Childcare costs have risen by five per cent since 2019, Coram found after surveying provision for four to 14-year-olds across England, Scotland and Wales. Families now face paying an average £145 per week for a child’s place at a holiday club, more than double what they pay for an after-school club during term time.

Covid-19’s impact on the care sector means the number of places available for kids during the holidays is down in a third of local authorities in Britain. The findings are driving concerns that the childcare system will not stand up to demand if it rises back to pre-pandemic levels in the coming months.

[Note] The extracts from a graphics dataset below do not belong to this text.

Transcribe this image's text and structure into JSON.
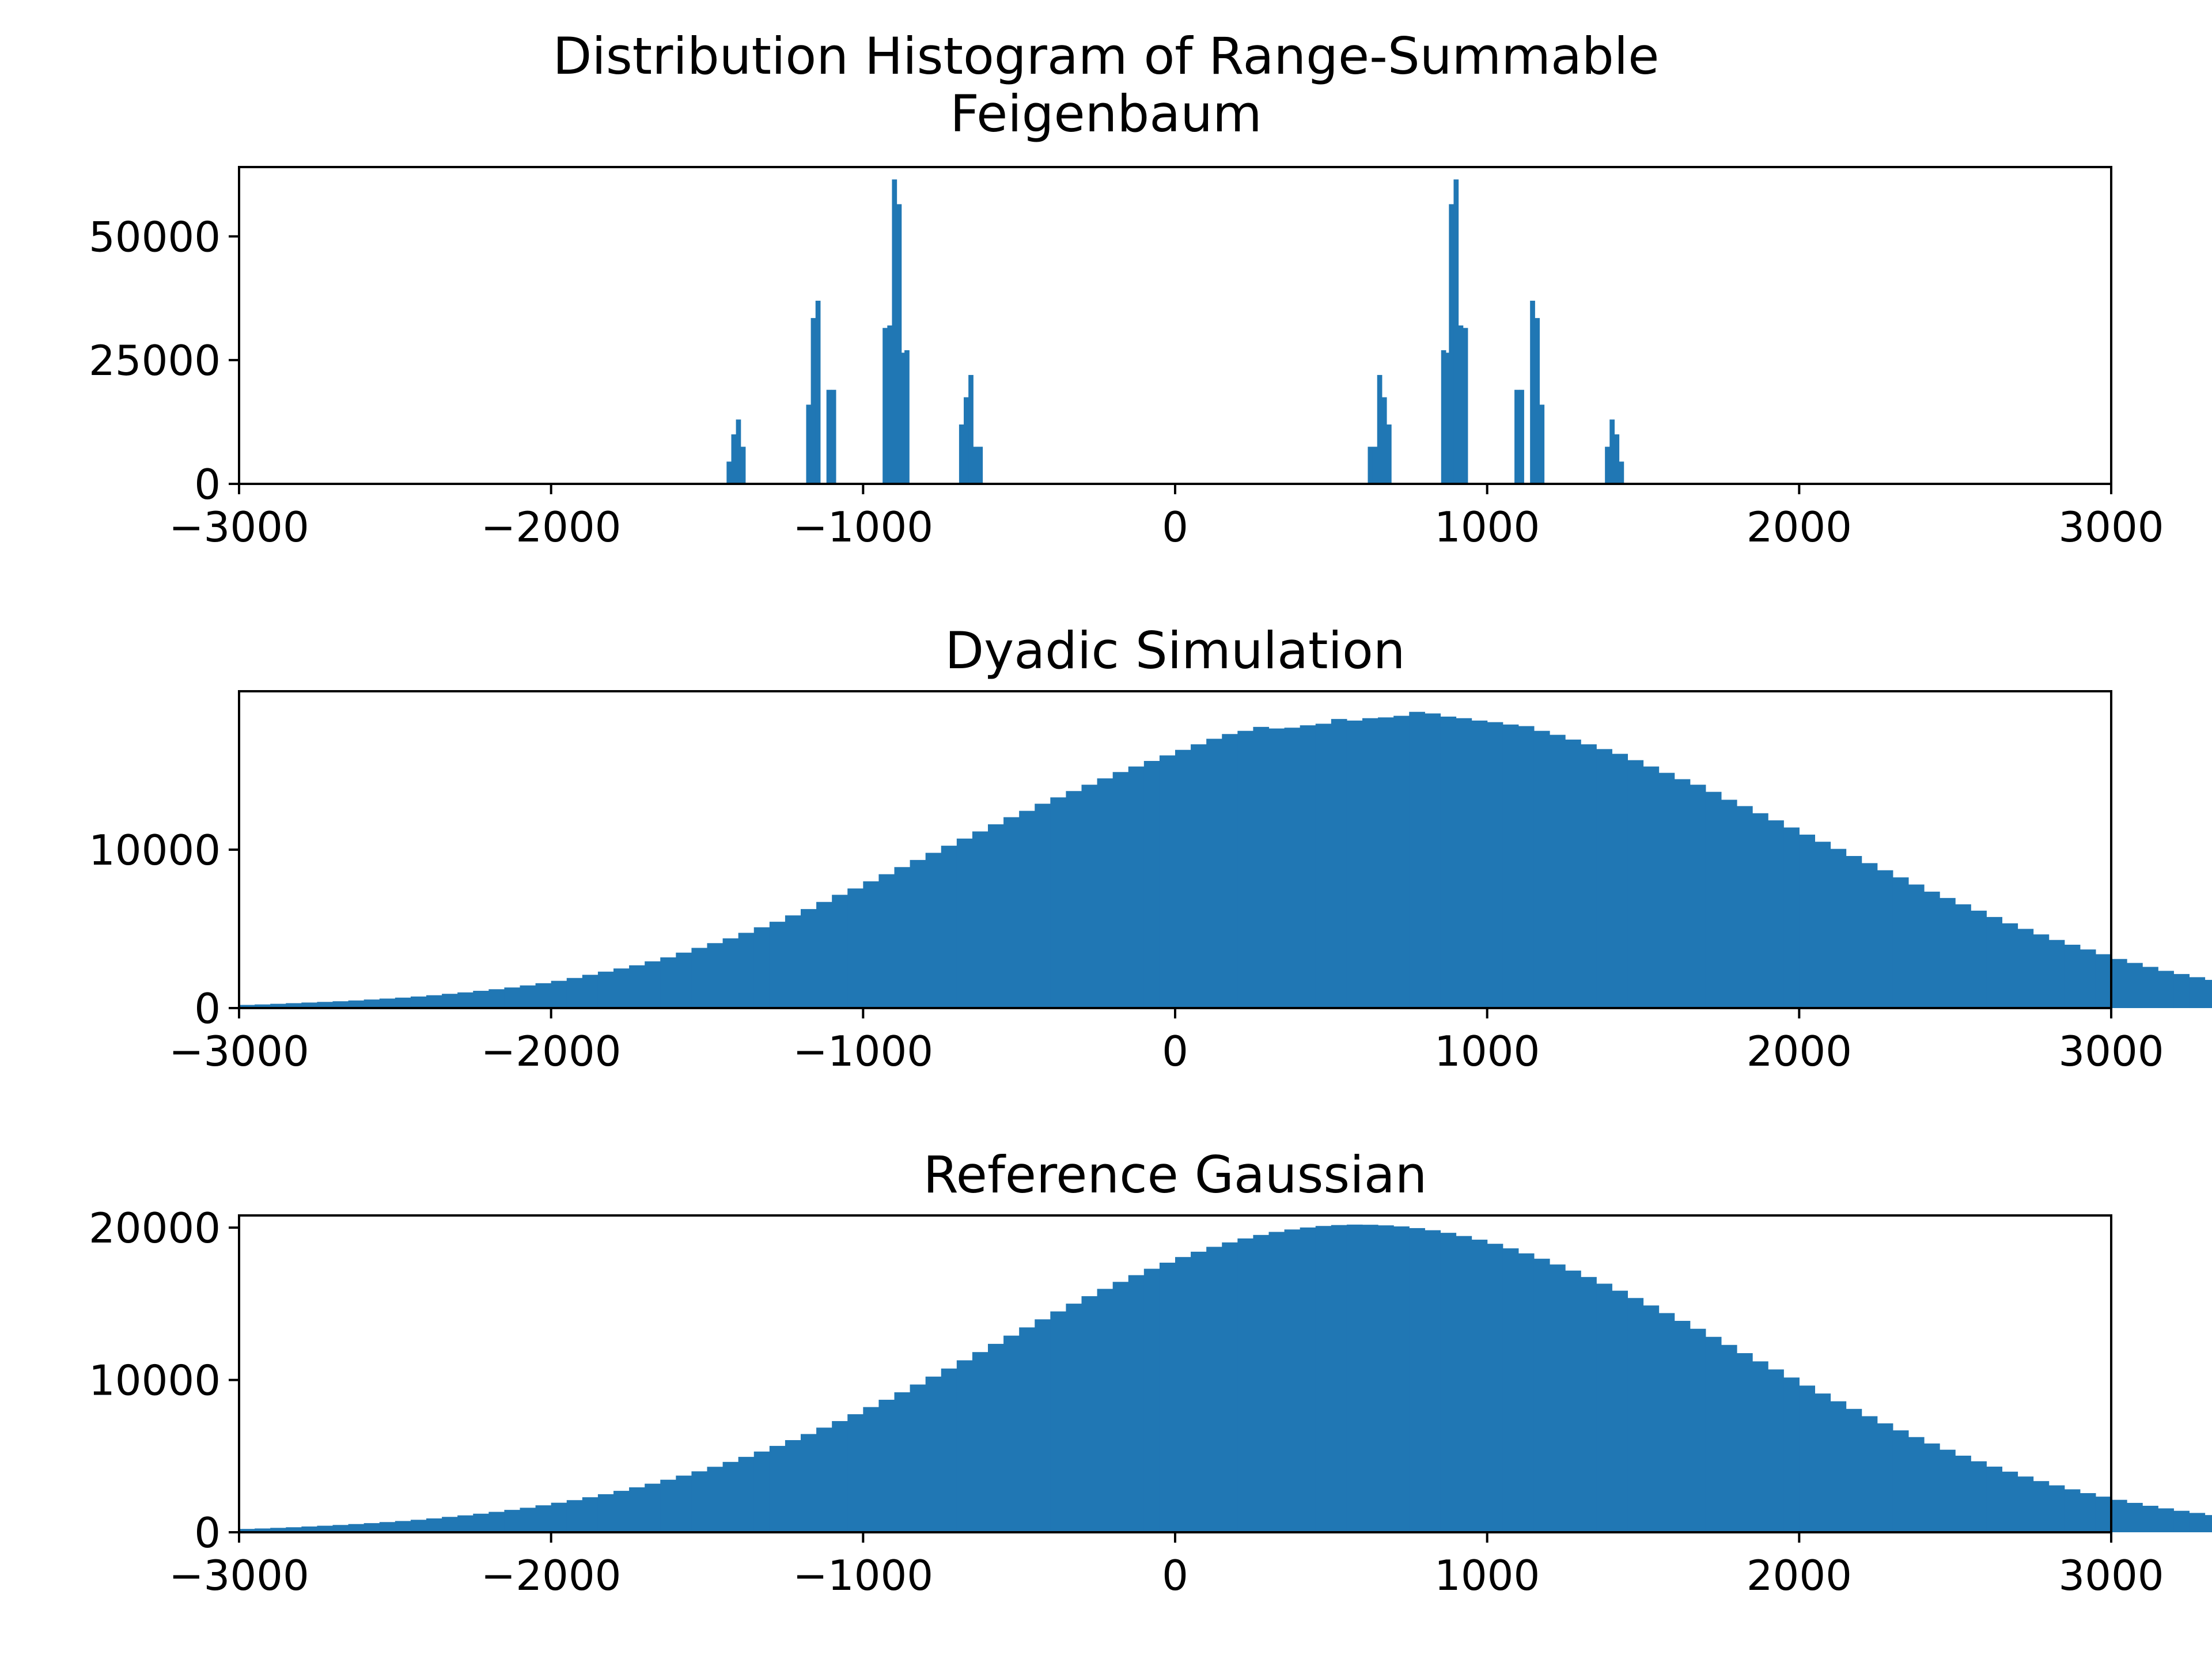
{
  "figure": {
    "title_line1": "Distribution Histogram of Range-Summable",
    "title_line2": "Feigenbaum"
  },
  "colors": {
    "bar": "#2077b4",
    "axis": "#000000",
    "background": "#ffffff"
  },
  "chart_data": [
    {
      "type": "bar",
      "title": "",
      "xlabel": "",
      "ylabel": "",
      "xlim": [
        -3000,
        3000
      ],
      "ylim": [
        0,
        64000
      ],
      "xticks": [
        "−3000",
        "−2000",
        "−1000",
        "0",
        "1000",
        "2000",
        "3000"
      ],
      "yticks": [
        "0",
        "25000",
        "50000"
      ],
      "grid": false,
      "bins": {
        "x": [
          -1430,
          -1415,
          -1400,
          -1385,
          -1175,
          -1160,
          -1145,
          -1110,
          -1095,
          -930,
          -915,
          -900,
          -885,
          -870,
          -860,
          -685,
          -670,
          -655,
          -640,
          -625,
          625,
          640,
          655,
          670,
          685,
          860,
          870,
          885,
          900,
          915,
          930,
          1095,
          1110,
          1145,
          1160,
          1175,
          1385,
          1400,
          1415,
          1430
        ],
        "width": 15,
        "values": [
          4500,
          10000,
          13000,
          7500,
          16000,
          33500,
          37000,
          19000,
          19000,
          31500,
          32000,
          61500,
          56500,
          26500,
          27000,
          12000,
          17500,
          22000,
          7500,
          7500,
          7500,
          7500,
          22000,
          17500,
          12000,
          27000,
          26500,
          56500,
          61500,
          32000,
          31500,
          19000,
          19000,
          37000,
          33500,
          16000,
          7500,
          13000,
          10000,
          4500
        ]
      }
    },
    {
      "type": "bar",
      "title": "Dyadic Simulation",
      "xlabel": "",
      "ylabel": "",
      "xlim": [
        -3000,
        3000
      ],
      "ylim": [
        0,
        20000
      ],
      "xticks": [
        "−3000",
        "−2000",
        "−1000",
        "0",
        "1000",
        "2000",
        "3000"
      ],
      "yticks": [
        "0",
        "10000"
      ],
      "grid": false,
      "bins": {
        "start": -3000,
        "width": 50,
        "values": [
          200,
          230,
          270,
          310,
          350,
          390,
          430,
          480,
          540,
          600,
          660,
          730,
          810,
          900,
          990,
          1090,
          1190,
          1300,
          1430,
          1570,
          1720,
          1900,
          2100,
          2300,
          2500,
          2700,
          2950,
          3200,
          3500,
          3800,
          4100,
          4400,
          4750,
          5100,
          5450,
          5850,
          6250,
          6700,
          7150,
          7550,
          8000,
          8450,
          8900,
          9350,
          9800,
          10250,
          10700,
          11150,
          11600,
          12050,
          12450,
          12900,
          13300,
          13700,
          14100,
          14500,
          14900,
          15250,
          15600,
          15950,
          16300,
          16650,
          17000,
          17300,
          17500,
          17750,
          17650,
          17700,
          17850,
          17950,
          18250,
          18150,
          18300,
          18350,
          18450,
          18700,
          18600,
          18400,
          18300,
          18150,
          18050,
          17900,
          17800,
          17500,
          17250,
          16950,
          16650,
          16350,
          16050,
          15650,
          15250,
          14850,
          14450,
          14100,
          13650,
          13150,
          12750,
          12300,
          11850,
          11400,
          10950,
          10500,
          10050,
          9600,
          9150,
          8700,
          8250,
          7800,
          7350,
          6950,
          6550,
          6150,
          5750,
          5350,
          5000,
          4650,
          4300,
          4000,
          3700,
          3400,
          3100,
          2850,
          2600,
          2350,
          2150,
          1950,
          1780,
          1620,
          1470,
          1330,
          1200,
          1080,
          970,
          870,
          780,
          700,
          620,
          550,
          490,
          430,
          380,
          330,
          290,
          250,
          210,
          180,
          150,
          120
        ]
      }
    },
    {
      "type": "bar",
      "title": "Reference Gaussian",
      "xlabel": "",
      "ylabel": "",
      "xlim": [
        -3000,
        3000
      ],
      "ylim": [
        0,
        20800
      ],
      "xticks": [
        "−3000",
        "−2000",
        "−1000",
        "0",
        "1000",
        "2000",
        "3000"
      ],
      "yticks": [
        "0",
        "10000",
        "20000"
      ],
      "grid": false,
      "bins": {
        "start": -3000,
        "width": 50,
        "values": [
          220,
          250,
          290,
          330,
          380,
          430,
          480,
          540,
          600,
          670,
          740,
          820,
          910,
          1010,
          1110,
          1220,
          1340,
          1470,
          1610,
          1770,
          1940,
          2110,
          2300,
          2500,
          2720,
          2950,
          3190,
          3450,
          3720,
          4000,
          4300,
          4620,
          4950,
          5300,
          5670,
          6050,
          6450,
          6870,
          7300,
          7750,
          8220,
          8700,
          9190,
          9700,
          10220,
          10750,
          11290,
          11830,
          12370,
          12910,
          13450,
          13980,
          14500,
          15010,
          15500,
          15980,
          16440,
          16880,
          17300,
          17700,
          18070,
          18420,
          18740,
          19030,
          19290,
          19520,
          19720,
          19880,
          20010,
          20110,
          20170,
          20200,
          20190,
          20150,
          20080,
          19970,
          19830,
          19660,
          19450,
          19210,
          18940,
          18640,
          18310,
          17960,
          17580,
          17180,
          16760,
          16320,
          15860,
          15380,
          14890,
          14390,
          13880,
          13360,
          12830,
          12300,
          11760,
          11220,
          10690,
          10160,
          9630,
          9110,
          8600,
          8100,
          7620,
          7150,
          6690,
          6250,
          5830,
          5420,
          5030,
          4660,
          4310,
          3980,
          3660,
          3360,
          3080,
          2820,
          2570,
          2340,
          2130,
          1930,
          1740,
          1570,
          1410,
          1270,
          1130,
          1010,
          900,
          800,
          710,
          630,
          550,
          490,
          430,
          380,
          330,
          290,
          250,
          220,
          190,
          160,
          140,
          120,
          100,
          90
        ]
      }
    }
  ]
}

Jarvie added: “Without action to make sure there is affordable out of school childcare for every child who needs it, we are at risk of seeing parents – and mothers in particular – struggle to keep working.” 

Nearly two thirds of working mothers with primary school age children do not have the childcare they need to cover the summer holidays, recent research by the Trades Union Congress (TUC) showed, with nearly one in five (18 per cent) having already used up all their annual leave to homeschool their kids during previous lockdowns.

“Working mums picked up the lion’s share of caring responsibilities while schools were closed, with many sacrificing hours and pay to do so,” said Frances O’Grady, general secretary at the TUC. 

“But while restrictions may be lifting and ministers talk about us getting back to normal, working mums are still feeling the impact of the pandemic. Most mums told us they don’t have enough childcare for the upcoming school holidays and are now facing a huge challenge managing their work and caring responsibilities this summer. 

“It shouldn’t be this difficult,” O’Grady added. “If ministers don’t act, we risk turning the clock back on generations of progress women have made at work.”

The Coram study also revealed a “postcode lottery” in childcare across Britain, with families in the south-west of England paying nearly 20 per cent more for holiday places than those in the North West.

Out of school childcare must be at the heart of central and devolved governments’ plans to build back from the pandemic, Coram said, and move to upfront payments for the childcare element of universal credit to ensure low-income families are not left out of pocket or forced out of work.